Evidence of Intentional Fraud (all parties)

 

1. False Staffing Certs from Day One

“At no point during my employment did Intellect Solutions provide active labor support for the contract's core deliverables. The only individuals from Intellect Solutions were myself, a BI analyst unfamiliar with revenue cycle, and another employee who handled congressional briefings — neither of whom had relevant subject matter expertise.”
📌 This means Intellect had no operational plan to meet FAR 52.219-14’s 50% labor rule — from the outset.


2. Shell Prime Setup with No Revenue Cycle Capability

“Intellect Solutions had zero internal capacity in revenue cycle management — the entire contract was staffed and executed by Tria Federal employees. Intellect functioned as a paperwork shell to access WOSB set-aside benefits.”
📌 This was not incidental; it reflects willful certification fraud: claiming to be the prime contractor while subcontracting nearly 100% of the work to another firm.


3. Fake Contract Leadership by Ghost Manager

“Until the day I was fired, I had never once communicated with the person listed as leading the contract for Intellect Solutions. My first interaction with them was on the day of my termination.”
📌 This demonstrates that Intellect’s ‘prime’ presence was a legal fiction. There was no day-to-day oversight — a clear violation of self-performance requirements.


4. Active Misrepresentation to DHA

“Despite being warned, Intellect Solutions continued to submit certifications affirming compliance with FAR 52.219-14. These were knowingly false — no structural correction was ever made.”
📌 Every monthly invoice and certification was a separate act of fraud — misrepresenting who was doing the work.


5. COR Was Informed — Then Retaliation Escalated

“After I raised the issue, the COR forwarded my disclosure to the contractor I accused of fraud — violating whistleblower protections. The contractor responded by revoking my severance agreement.”
📌 This shows not only intent but coordinated retaliation — an effort to silence the source of the fraud report instead of correcting the violation.


6. Conscious Obfuscation of Labor Reality

“The attached org charts, submitted to DHA, clearly showed the full contract team. Nearly all staff were Tria Federal employees. Despite this, Intellect never disclosed the imbalance nor requested a compliance waiver.”
📌 Omitting this truth during audits or renewal cycles constitutes deliberate concealment, not oversight.


7. Repeated Use of Fraudulent Designation for Award

“Intellect exploited its WOSB designation to win the award — despite having no internal bench to perform the work. It was a front for Tria, who supplied the labor, the leadership, and the deliverables.”
📌 This is pass-through fraud by design — a known FAR violation used to exploit diversity contracting.


8. Patterned Misconduct Beyond a Single Contract

While this evidence centers on W81XWH19F0450, a forensic review of other Intellect-held contracts likely reveals similar labor outsourcing patterns, raising systemic fraud concerns beyond this contract.
📌 Pattern = Intent. One instance can be error. A pattern of misrepresentation = scheme.

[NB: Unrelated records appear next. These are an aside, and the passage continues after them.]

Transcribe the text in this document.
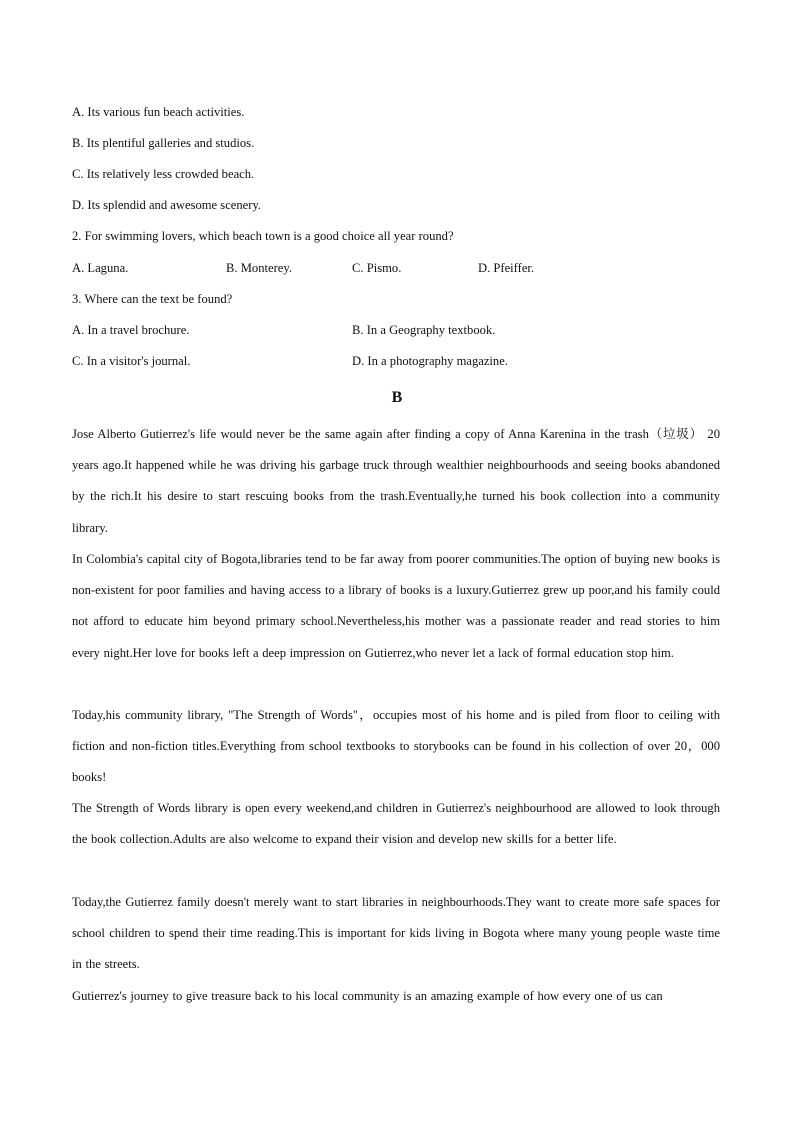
A. Its various fun beach activities.
B. Its plentiful galleries and studios.
C. Its relatively less crowded beach.
D. Its splendid and awesome scenery.
2. For swimming lovers, which beach town is a good choice all year round?
A. Laguna.	B. Monterey.	C. Pismo.	D. Pfeiffer.
3. Where can the text be found?
A. In a travel brochure.	B. In a Geography textbook.
C. In a visitor's journal.	D. In a photography magazine.
B

Jose Alberto Gutierrez's life would never be the same again after finding a copy of Anna Karenina in the trash（垃圾） 20 years ago.It happened while he was driving his garbage truck through wealthier neighbourhoods and seeing books abandoned by the rich.It his desire to start rescuing books from the trash.Eventually,he turned his book collection into a community library.

In Colombia's capital city of Bogota,libraries tend to be far away from poorer communities.The option of buying new books is non-existent for poor families and having access to a library of books is a luxury.Gutierrez grew up poor,and his family could not afford to educate him beyond primary school.Nevertheless,his mother was a passionate reader and read stories to him every night.Her love for books left a deep impression on Gutierrez,who never let a lack of formal education stop him.

Today,his community library, "The Strength of Words"，occupies most of his home and is piled from floor to ceiling with fiction and non-fiction titles.Everything from school textbooks to storybooks can be found in his collection of over 20，000 books!

The Strength of Words library is open every weekend,and children in Gutierrez's neighbourhood are allowed to look through the book collection.Adults are also welcome to expand their vision and develop new skills for a better life.

Today,the Gutierrez family doesn't merely want to start libraries in neighbourhoods.They want to create more safe spaces for school children to spend their time reading.This is important for kids living in Bogota where many young people waste time in the streets.

Gutierrez's journey to give treasure back to his local community is an amazing example of how every one of us can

9. Post-Termination Cover-up Attempt

“Once I reported the noncompliance after termination, Intellect attempted to frame my protected disclosure as inappropriate contact. They revoked severance, then re-offered it after I cited whistleblower law.”
📌 This retaliation-reversal maneuver reflects an attempt to suppress evidence after the fraud had been flagged.


10. No “Similarly Situated” Subcontractor Status for Tria

“Tria Federal was not a similarly situated subcontractor under the WOSB set-aside rules. Therefore, all labor performed by Tria counted against the 50% limit — and Intellect was fully aware of that distinction.”
📌 This invalidates any plausible defense based on subcontractor classification — proving the violation was deliberate.